А однажды монашенки-беспоповки, вернее, старые девы, ехали из своих Келий на трех лодках. Дело было весеннее и о ту пору зябкое по этим местам, и только дуралей какой или умалишенный стал бы купаться в вешней воде. Еще березы стояли нагие и не оделись листом.

Увидел Федор из окна — вот так же тогда сидел, — что плывут староверки, выскочил из ворот, на ходу сапоги смазные стянул, даже не присев, и с разбегу, охнув, плюхнулся животом в реку. И поплыл неуклюже, но сильно, и такой шум навел, словно табун лошадей промчался. Манатейная монахиня Агния, злая старуха, у баб она вроде наставницы, весло сразу на мужика подняла и норовит его по лбу изо всей силы треснуть. Уж вроде стара, но сурова, и силы — на доброго мужика: хорошо, промахнулась, а то бы раскроила Федору череп.

— Иди охальник отседова… Э-э-э, чё пасть щеришь. Бесстыжа твоя харя.

А Крень не испугался, от весла в сторону ушел, за корму ухватился и давай раскачивать лодку. И такой тут шум пошел, толкотня. Бабы разорались не столько от страха, сколько от разновеселья — все хоть жизнь постную разбавили, теперь будет что друг дружке рассказать.

— Не я, Крень, если не потоплю всю шушеру. Раз мужики на вас не зарятся, пусть хоть река примат.
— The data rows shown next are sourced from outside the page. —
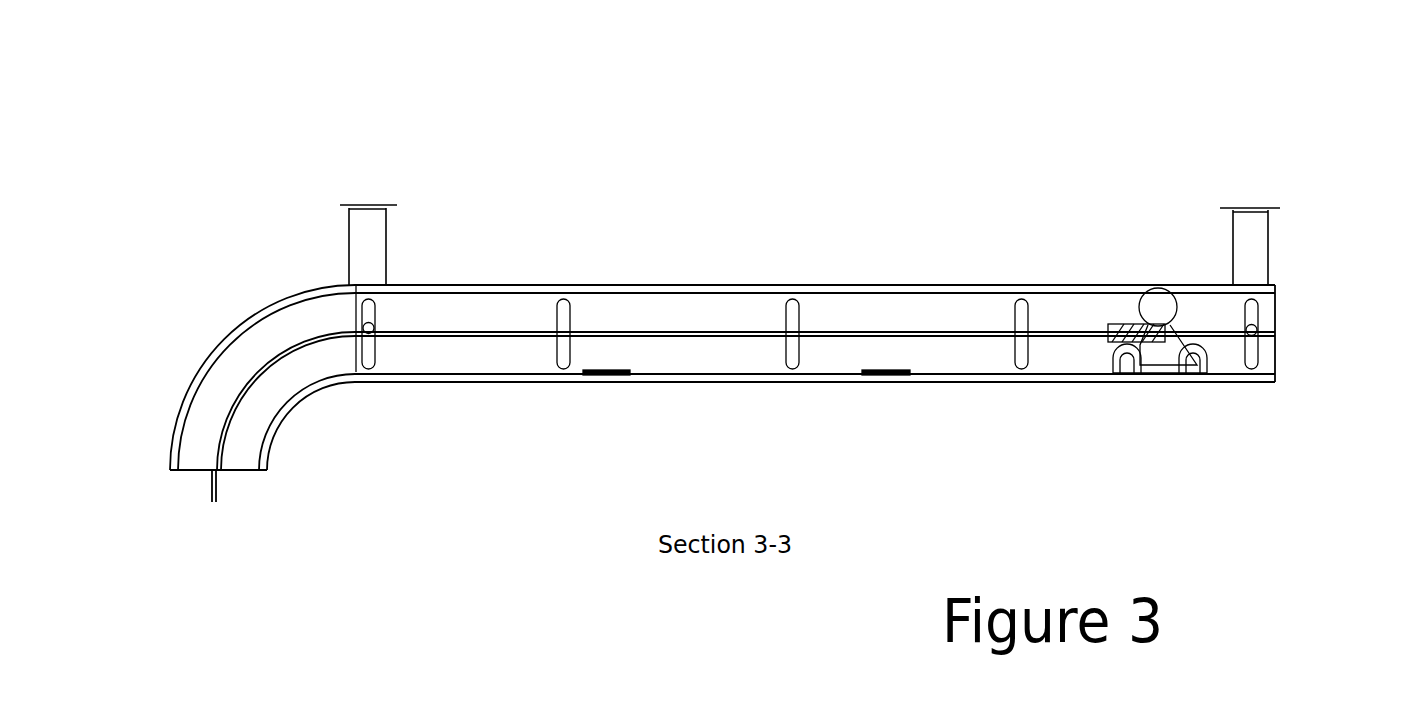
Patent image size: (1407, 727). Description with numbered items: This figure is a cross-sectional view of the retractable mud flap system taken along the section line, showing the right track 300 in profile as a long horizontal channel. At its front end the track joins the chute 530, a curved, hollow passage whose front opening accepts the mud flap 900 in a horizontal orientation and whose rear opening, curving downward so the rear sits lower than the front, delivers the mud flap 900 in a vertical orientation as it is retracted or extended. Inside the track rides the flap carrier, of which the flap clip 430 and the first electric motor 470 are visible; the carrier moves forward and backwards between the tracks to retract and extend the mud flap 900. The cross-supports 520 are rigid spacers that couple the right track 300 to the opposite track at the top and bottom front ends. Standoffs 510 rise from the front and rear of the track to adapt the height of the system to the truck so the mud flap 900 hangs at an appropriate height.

The right track 300 is at (748, 357).
The flap clip 430 is at (1123, 327).
The first electric motor 470 is at (1162, 288).
The standoffs 510 is at (378, 242).
The cross-supports 520 is at (615, 370).
The chute 530 is at (218, 343).
The mud flap 900 is at (247, 388).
И в какой-то миг поймал Федор печальный взгляд еще совсем молодых глаз. Белолицая девица с маленьким ртом протяжно смотрит и молчит. Смутил Креня этот взгляд, хохотнул на прощанье и поплыл к берегу.

Но с того дня по туманным утрам летела гусиным пером легкая лодочка к монашеским кельям. И еще долго за поворотом можно было слышать серебряное пение воды. Возвращался Федор в Вазицу с мягким лицом. В эти дни в глаза Пелагее не смотрел, а она молчала.

* * *

Пожалуй, в Вазице нынче и не упомнят, а может, кто и виду не подает, что знает, как не однажды летала лодочка Креня по росной реке. Был он к тому времени в годах, к сорока придвинулось, но вот сошел с ума. До Келий Федор обычно не доезжал, прятал посудину в кустах и распаханными полями добирался до монашеского общежития. Один длинный деревянный дом, часовенка да дюжина крестов — все это тонуло в душистом иван-чае, багульнике и смородине. А кругом тишина: обрезать бритвой волосину— слышно будет. Где-то вдалеке, наверное, у Белого озера, вздрагивала кукушка и тут же покорялась тишине. Мягкий туман, сиренево отсвечивая, как дым от потайного костра, уплывал в таежный бурелом.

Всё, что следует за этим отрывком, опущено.